“We all end up belonging to the same category, that of the non-young.”
— Julian Barnes, A Sense of an Ending
I put off reading A Sense of an Ending for long time. It was hidden deep in the guilt pile, the stack of unread books that stares accusingly at me from the bedside table. I feared the book would be about death and aging and slipping away, another depressing pre-exit confessional. I have plenty of own darker demons and saw no reason to engage with those of others. I need no help to slink into my personal nether regions.
Then came Covid. Housebound and forced to choose between a lockdown of doom-scrolling on Twitter or reducing the number of titles on the guilt pile, I began reading. I started with the hesitancy of a toddler tiptoeing into the sea for the first time and chose books based on page count, the fewer the better. A Sense of an Ending made the list early on because Barnes told his tale in only 163 pages.
It is not an overstatement to say the book, coming as it did during a string of novels by Cormac McCarthy, Ann Patchett and Margaret Atwood, revived my fascination with good writing, which years of page-skimming, post-liking and tweet-commenting had blunted. Moreover, I found the lion-in-winter wonderings of the principal character to not be depressing, but rather inspirational, even heroic. They contained the elusive truthfulness we seek during our younger years, answers replies to those fundamental queries: Who am I? Why am I here? – and the big one – What is the meaning of life? These answers present themselves more easily in the later years, especially if we maintain our attention (easier said than done because truth is an unsparing mirror).
You may be panting for the answers – what IS the meaning of life? – but this is not a pop quiz. Your exam and mine are different. My answers are not yours. I can tell you this, though: I didn’t ask the right questions, so what I learned is not what I asked.
Were I Barnes – oh, to write with the satiny fluidity he does – I would change the title to this: A Sense of Arrival. Even Barnes hints at the logic of this change, saying through his principal character: “You get toward the end of life – no, not life itself, but of something else: the end of any likelihood of change in that life.” You arrive at something else.
Aging is like walking on scree.
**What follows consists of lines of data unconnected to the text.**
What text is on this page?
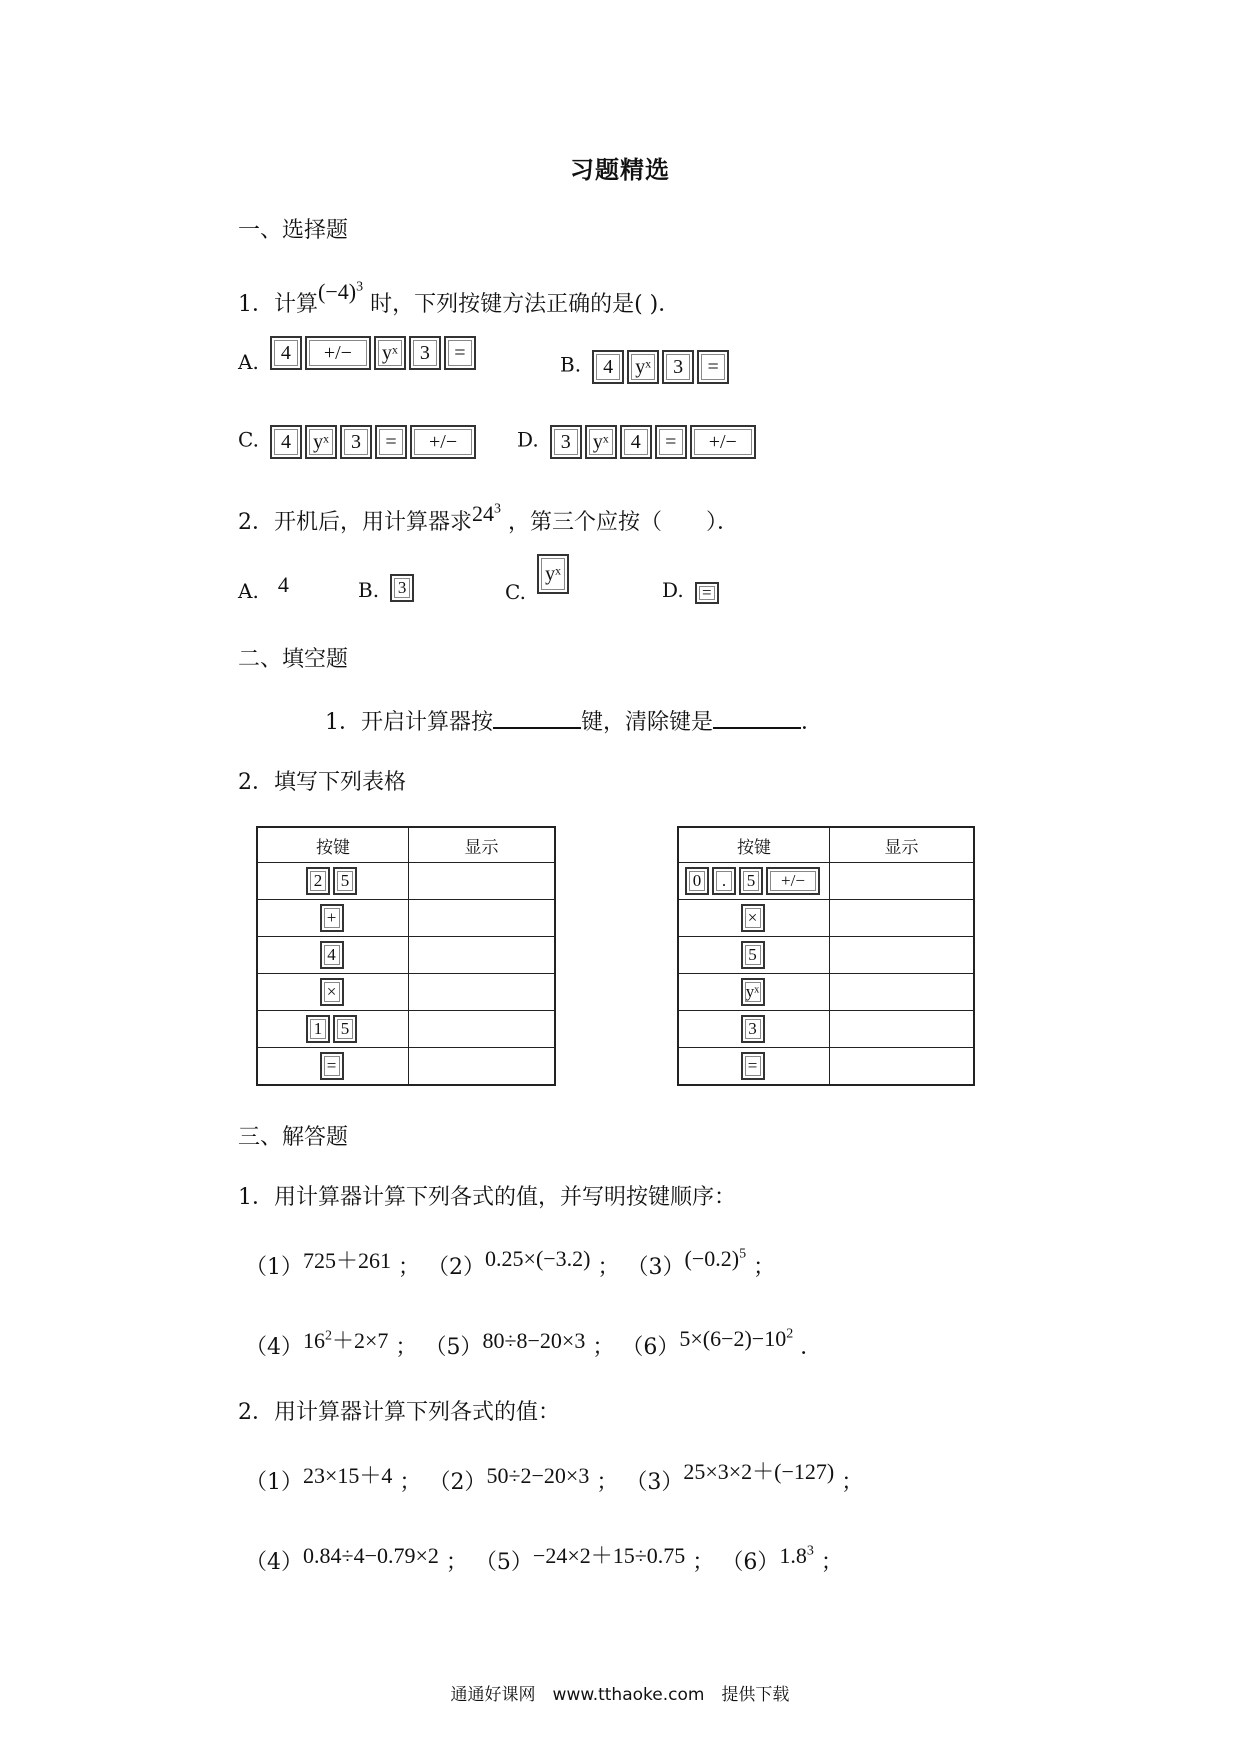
习题精选
一、选择题
1．计算$(-4)^3$ 时，下列按键方法正确的是( )．
A. 4 +/− yˣ 3 =	B. 4 yˣ 3 =
C. 4 yˣ 3 = +/−	D. 3 yˣ 4 = +/−
2．开机后，用计算器求$24^3$ ，第三个应按（　　）．
A. 4	B. 3	C. yˣ
D. =
二、填空题
1．开启计算器按	键，清除键是	．
2．填写下列表格
按键	显示
2 5	
+	
4	
×	
1 5	
=	
按键	显示
0 . 5 +/−	
×	
5	
yˣ	
3	
=	
三、解答题
1．用计算器计算下列各式的值，并写明按键顺序：
（1）725＋261 ； （2）0.25×(−3.2) ； $(3)(-0.2)^5$ ；
$(4)16^2+2\times 7$ ； （5）80÷8−20×3 ； $(6)5\times(6-2)-10^2$ ．
2．用计算器计算下列各式的值：
（1）23×15＋4 ； （2）50÷2−20×3 ； （3）25×3×2＋(−127) ；
（4）0.84÷4−0.79×2 ； （5）−24×2＋15÷0.75 ； $(6)1.8^3$ ；
通通好课网　www.tthaoke.com　提供下载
To gain firm footing requires effort, what is underfoot is unstable, and a fall is going to hurt. On days when I am well-grounded, upright and steady of gait, I am taken with this sensation, that of arriving, that I’ve gotten somewhere else – perhaps surprisingly, certainly unintentionally, maybe even inevitably (because each of us is the result of the circumstances of our lives, those we chose as well as those forced upon us by genetics, society or economics).
That is not to say I know my current location. I am like Alice, who in her wanderings through Wonderland encounters the Cheshire Cat, who, grinningly, responds to her request for directions by telling her that any road serves a traveler who has no destination, because eventually she will arrive somewhere. Without ever having passed through the looking glass, I meandered through life, guided as much by randomness as anything else. Like Alice, I eventually reached something else.
Were Dickens to author my biography, it would be titled Lesser Expectations. During my formative years – a phrase that makes me smile, as if I were putty in a factory of gnomish potters — I envisioned little for myself, and certainly nothing of imagined importance. I did not foresee great education, great wealth or great recognition. I can report with certainty from the future of that young man that I fulfilled all I foresaw: I left the university sans degree or intellectual discipline; I enter the later days of my life irreparably indebted; and a careful hand could scribble my roster of achievements on a Post-It. The beauty of low expectations is that they are easily met. By that standard, I am a success.
Neither huzzahs nor tears greet my arrival. I dock at an empty pier, pass through a vast immigration hall, hear the chunk of a metal stamp on my passport, and see on the thick paper inky evidence of my continued existence: I am here, I am free to wander about some more.
In this liberation, there is comfort. I travel in this “something else” unhampered by baggage – the striving to be more, the yearning for approbation, the flinch against opprobrium. Less fettered, I am lighter of foot and fuller of heart. I carry only the knowledge that to arrive is not necessarily to end.